Right, any function method that takes a single input returns a sortable output is fair game. You can write your own, you can use lambda, you can use operator item getter. Classes are sortable. All I have to do is define a few magic methods. And if you use data classes, it's even easier than that. Cool. We covered a lot of stuff. I'm very happy in my few remaining minutes to answer questions.
And let me know. Thank you so much. That was actually very insightful. I enjoyed that a lot. I wish I could get this, ah, here we go. Here we go, actually, if I hit this button. There we are. There we are. There we are. Oh, I thought there was noise on the line for a moment.
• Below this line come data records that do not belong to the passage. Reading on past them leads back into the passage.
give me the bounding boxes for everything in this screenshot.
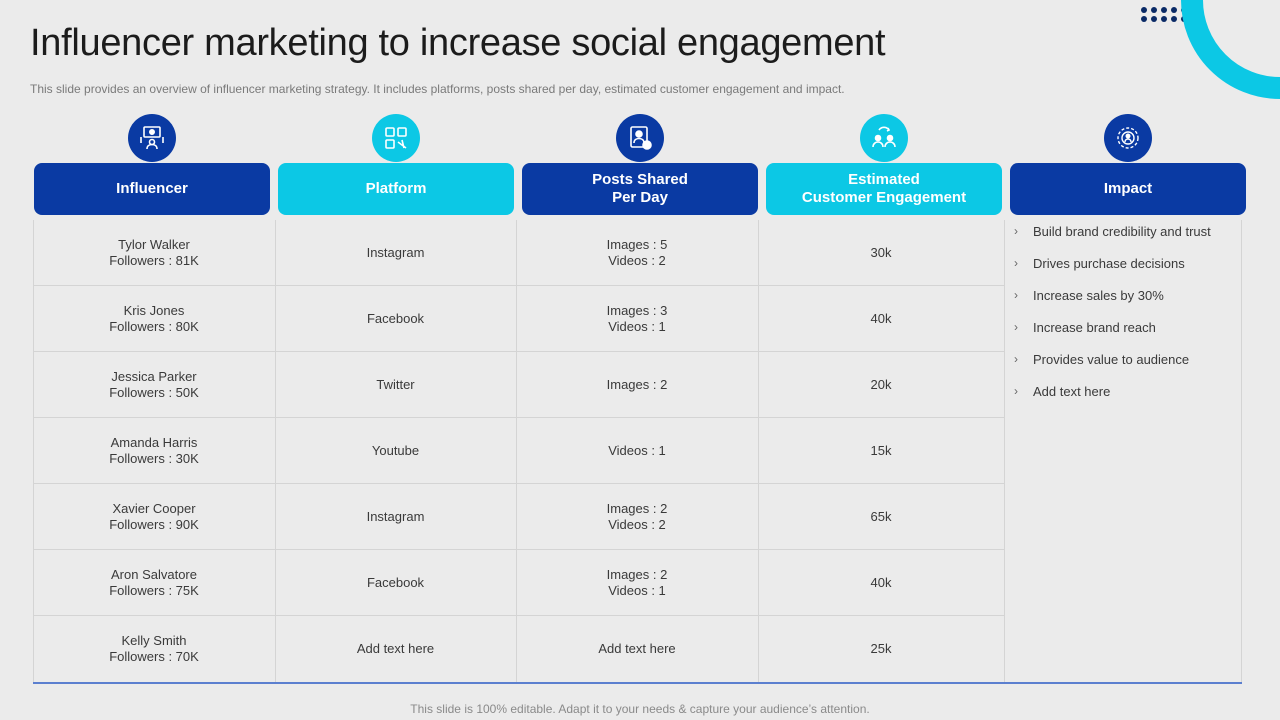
grid-line (275, 220, 276, 682)
list-item: › Increase sales by 30% (1014, 288, 1211, 320)
influencer-table: Tylor Walker Followers : 81K Instagram I… (33, 220, 1242, 684)
list-item: › Provides value to audience (1014, 352, 1211, 384)
platform-icon (372, 114, 420, 162)
engagement-icon (860, 114, 908, 162)
platform-cell: Facebook (366, 310, 425, 326)
impact-text: Add text here (1033, 384, 1111, 399)
list-item: › Build brand credibility and trust (1014, 224, 1211, 256)
impact-list: › Build brand credibility and trust › Driv… (1014, 224, 1211, 416)
header-posts-per-day: Posts Shared Per Day (522, 163, 758, 215)
posts-cell: Images : 2 Videos : 2 (606, 500, 668, 532)
engagement-cell: 40k (870, 310, 892, 326)
posts-icon (616, 114, 664, 162)
platform-cell: Youtube (371, 442, 420, 458)
table-row: Tylor Walker Followers : 81K Instagram I… (33, 220, 1004, 286)
list-item: › Increase brand reach (1014, 320, 1211, 352)
posts-cell: Videos : 1 (608, 442, 666, 458)
engagement-cell: 30k (870, 244, 892, 260)
page-title: Influencer marketing to increase social … (30, 22, 886, 64)
engagement-cell: 15k (870, 442, 892, 458)
posts-cell: Images : 3 Videos : 1 (606, 302, 668, 334)
influencer-cell: Xavier Cooper Followers : 90K (109, 500, 199, 532)
grid-line (1241, 220, 1242, 682)
posts-cell: Images : 2 Videos : 1 (606, 566, 668, 598)
chevron-right-icon: › (1014, 320, 1018, 334)
decorative-arc (1181, 0, 1280, 99)
engagement-cell: 65k (870, 508, 892, 524)
impact-text: Increase brand reach (1033, 320, 1156, 335)
impact-text: Drives purchase decisions (1033, 256, 1185, 271)
table-row: Kris Jones Followers : 80K Facebook Imag… (33, 286, 1004, 352)
posts-cell: Images : 2 (606, 376, 668, 392)
header-estimated-engagement: Estimated Customer Engagement (766, 163, 1002, 215)
chevron-right-icon: › (1014, 224, 1018, 238)
influencer-icon (128, 114, 176, 162)
impact-text: Build brand credibility and trust (1033, 224, 1211, 239)
list-item: › Add text here (1014, 384, 1211, 416)
table-row: Kelly Smith Followers : 70K Add text her… (33, 616, 1004, 681)
header-impact: Impact (1010, 163, 1246, 215)
grid-line (1004, 220, 1005, 682)
impact-icon (1104, 114, 1152, 162)
grid-line (516, 220, 517, 682)
chevron-right-icon: › (1014, 384, 1018, 398)
influencer-cell: Jessica Parker Followers : 50K (109, 368, 199, 400)
grid-line (758, 220, 759, 682)
posts-cell: Images : 5 Videos : 2 (606, 236, 668, 268)
footer-note: This slide is 100% editable. Adapt it to… (410, 702, 870, 716)
page-subtitle: This slide provides an overview of influ… (30, 82, 845, 96)
platform-cell: Instagram (366, 508, 425, 524)
platform-cell: Add text here (356, 640, 435, 656)
platform-cell: Instagram (366, 244, 425, 260)
header-influencer: Influencer (34, 163, 270, 215)
engagement-cell: 25k (870, 640, 892, 656)
impact-text: Increase sales by 30% (1033, 288, 1164, 303)
chevron-right-icon: › (1014, 288, 1018, 302)
chevron-right-icon: › (1014, 352, 1018, 366)
influencer-cell: Tylor Walker Followers : 81K (109, 236, 199, 268)
influencer-cell: Amanda Harris Followers : 30K (109, 434, 199, 466)
header-platform: Platform (278, 163, 514, 215)
platform-cell: Twitter (376, 376, 415, 392)
grid-line (33, 220, 34, 682)
posts-cell: Add text here (598, 640, 676, 656)
table-row: Amanda Harris Followers : 30K Youtube Vi… (33, 418, 1004, 484)
table-row: Jessica Parker Followers : 50K Twitter I… (33, 352, 1004, 418)
influencer-cell: Kelly Smith Followers : 70K (109, 632, 199, 664)
engagement-cell: 20k (870, 376, 892, 392)
engagement-cell: 40k (870, 574, 892, 590)
influencer-cell: Kris Jones Followers : 80K (109, 302, 199, 334)
impact-text: Provides value to audience (1033, 352, 1190, 367)
chevron-right-icon: › (1014, 256, 1018, 270)
table-row: Aron Salvatore Followers : 75K Facebook … (33, 550, 1004, 616)
list-item: › Drives purchase decisions (1014, 256, 1211, 288)
influencer-cell: Aron Salvatore Followers : 75K (109, 566, 199, 598)
table-row: Xavier Cooper Followers : 90K Instagram … (33, 484, 1004, 550)
platform-cell: Facebook (366, 574, 425, 590)
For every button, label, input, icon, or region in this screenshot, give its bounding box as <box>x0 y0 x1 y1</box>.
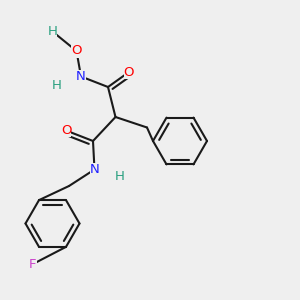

Thank you, that was very impressive. There we are. I actually do have a couple of questions here, and we'll see how many we can get through. So one person, Venecius says, is sorting on the database faster or more efficient? Oh my God, if you're using a relational database,
please use the database to do your sorting. It's gonna have, like, unless it's a really bad database, but like, it's gonna do things for two reasons. First of all, it's implemented in C almost certainly. So it's just gonna run faster. And second of all, it's probably got all sorts of like extra indexing thrown in there.
But the third reason is you don't wanna pull all the data from the database into memory in Python, into Python data structures, and then sort it. It's much better just to get it sorted in advance. Okay, Pascal says, awesome, Reuben. Do you know if key functions can be used to sort data frames as well?
Ooh, yes, but not in exactly the same way. So you're like, so pandas data frames, they're sort of like Excel spreadsheets, although soon Excel will be saying it's sort of like pandas, right? But basically, you can sort in all sorts of different ways. I know that you can apply functions there. I can't remember if the syntax is exactly the same. It's not exactly the same as key functions in sorted,
but it's really close and similar. All right, Israel asks, how would you put multiple sort options on a class or a data class? I don't think there's a good answer to that, unfortunately. I mean, you would need to really use a key function there
and sort it. You might be able to have special methods, right? Because you can define the main methods that you want in your class or even on a data class, but then you would have to specify it. Sort is gonna assume that whatever the objects less than, greater than, equal to. I mean, I guess if you really wanted to be sort of weird,
you could have like some sort of attribute that you could switch off how you want to do sorting, and then the LTE, EQ and so forth would switch off accordingly. But I don't know if I'd recommend that. Okay, and then actually one more I have from somewhere else. And if anyone else has any that they want,
if they want to ask anything else, there's the talk, Sorting Anything. And you can ask additional questions there and chat with Reuven. So the last question then is, and it's a little bit outside the realm of Python, but have you heard of dual pivot quicksort?
I have not, but now I'm gonna write it down and find out about it. Excellent. All right, so I think that's all we have. So once again, thank you so much, Reuven. Thanks, everyone.